Institute for Stem Cell Biology and Regenerative Medicine (inStem), Bengaluru, Brigham and Women’s Hospital (BWH), Massachusetts Institute of Technology (MIT) and Massachusetts General Hospital (MGH), Boston, USA have developed drug-loaded hydrogel-microfibers system to enhance the therapeutic efficacy for the treatment of ulcerative colitis or Crohn’s disease, a form of inflammatory bowel disease (IBD).
The researchers developed an inflammation-targeting hydrogel-microfiber loaded with anti-inflammatory corticosteroid dexamethasone, which was administered through enema.
The study spanned four years and much of it was carried out at Brigham and Woman’s Hospital, Massachusetts General Hospital in Boston. However, inStem developed the hydrogel, Dr. Praveen Kumar Vemula, principal investigator, inStem and department of biotechnology, Ramalingaswami Re-Entry Fellow told Pharmabiz.
According to Dr. Vemula, one of the hallmarks of the therapy was that it targets and selectively adheres to ulcerative colon mucosa compared to healthy colon mucosa which enabled to release the drug to only the diseased tissue and eliminate systemic toxicity.
Millions globally suffer from IBD, but treatment options are limited. This targeted delivery of drugs has multi-fold advantages such as effective local treatment, lower doses of drug needed and eliminate systemic exposure to avoid side effects, stated the researchers in a study is published in Science Translational Medicine of August 12, 2015.
“Targeting diseased tissue has been a challenging task in biomedical research. Developing custom-designed biomaterials by harnessing the specific characteristics of disease tissue had the solution,” said Dr. Vemula.
“We realized that if we could develop a disease-targeted hydrogel system that rapidly attaches to ulcers and slowly release the drug at the site of inflammation, then we could create a better way to deliver medicine only where the drug is needed,” said Dr. Jeff Karp, BWH department of medicine and a principal investigator at Harvard Stem Cell Institute.
“Maximising treatment of first line topical therapies for IBD and simultaneously minimising the potential for side effects is an extremely appealing option for patients and doctors,” said Dr. Giovanni Traverso, division of gastroenterology, MGH.
The team used an FDA approved ascorbyl plamitate (AP) which is a negatively charged material that would automatically be attracted to positively charged sites of tissue damage, allowing the gel to anchor to these sites. The gel was loaded with a corticosteroid drug routinely used to treat IBD.
The team of reseachers engineered the inflammation-targeting (IT) hydrogel to contain sites that could be cut by enzymes found only where inflamed tissue is present. With a snip from the enzyme, the molecules in the gel breaks apart and disassembles to slowly release the medicine.
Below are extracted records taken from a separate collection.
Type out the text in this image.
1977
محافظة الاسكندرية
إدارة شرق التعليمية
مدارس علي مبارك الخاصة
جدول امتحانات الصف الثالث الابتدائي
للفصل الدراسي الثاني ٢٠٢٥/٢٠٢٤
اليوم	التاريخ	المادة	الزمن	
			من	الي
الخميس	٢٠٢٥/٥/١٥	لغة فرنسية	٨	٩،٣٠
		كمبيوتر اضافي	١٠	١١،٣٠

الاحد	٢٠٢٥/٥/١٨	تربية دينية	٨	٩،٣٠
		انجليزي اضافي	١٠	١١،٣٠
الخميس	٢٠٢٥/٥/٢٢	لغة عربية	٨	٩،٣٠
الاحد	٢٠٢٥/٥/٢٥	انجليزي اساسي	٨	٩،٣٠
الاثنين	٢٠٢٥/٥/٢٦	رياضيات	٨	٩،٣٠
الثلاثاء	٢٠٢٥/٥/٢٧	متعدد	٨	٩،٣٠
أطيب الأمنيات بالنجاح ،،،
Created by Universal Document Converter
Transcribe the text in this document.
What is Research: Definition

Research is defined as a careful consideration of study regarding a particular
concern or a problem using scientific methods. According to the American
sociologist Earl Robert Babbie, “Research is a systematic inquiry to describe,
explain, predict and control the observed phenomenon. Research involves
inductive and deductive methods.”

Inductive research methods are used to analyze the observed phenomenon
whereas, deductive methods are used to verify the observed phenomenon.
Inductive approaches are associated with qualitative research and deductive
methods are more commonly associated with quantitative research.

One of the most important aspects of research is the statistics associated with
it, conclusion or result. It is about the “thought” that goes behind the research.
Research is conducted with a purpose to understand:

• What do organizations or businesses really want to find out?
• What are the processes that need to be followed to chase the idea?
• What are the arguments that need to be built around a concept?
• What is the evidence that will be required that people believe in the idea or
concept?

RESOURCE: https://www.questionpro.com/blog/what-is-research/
The corticosteroid-loaded IT hydrogel underwent two preclinical models of IBD, which indicated inflammation reduction with less frequent dosing when compared to traditional corticosteroid-containing enemas. Further corticosteroid concentrations were 5-10 times lower in the bloodstream.
“We are now applying for grants for the next phase of the study to test this technology in larger animal models such as pigs or dogs. If we see great efficacy in larger animals, then we will move into human studies which typically might take 3 to 5 years. Right now we are looking at hospitals including CMC Vellore and AIIMS, New Delhi to identify clinicians treating IBD/Ulcerative Colitis,” said Dr. Vemula.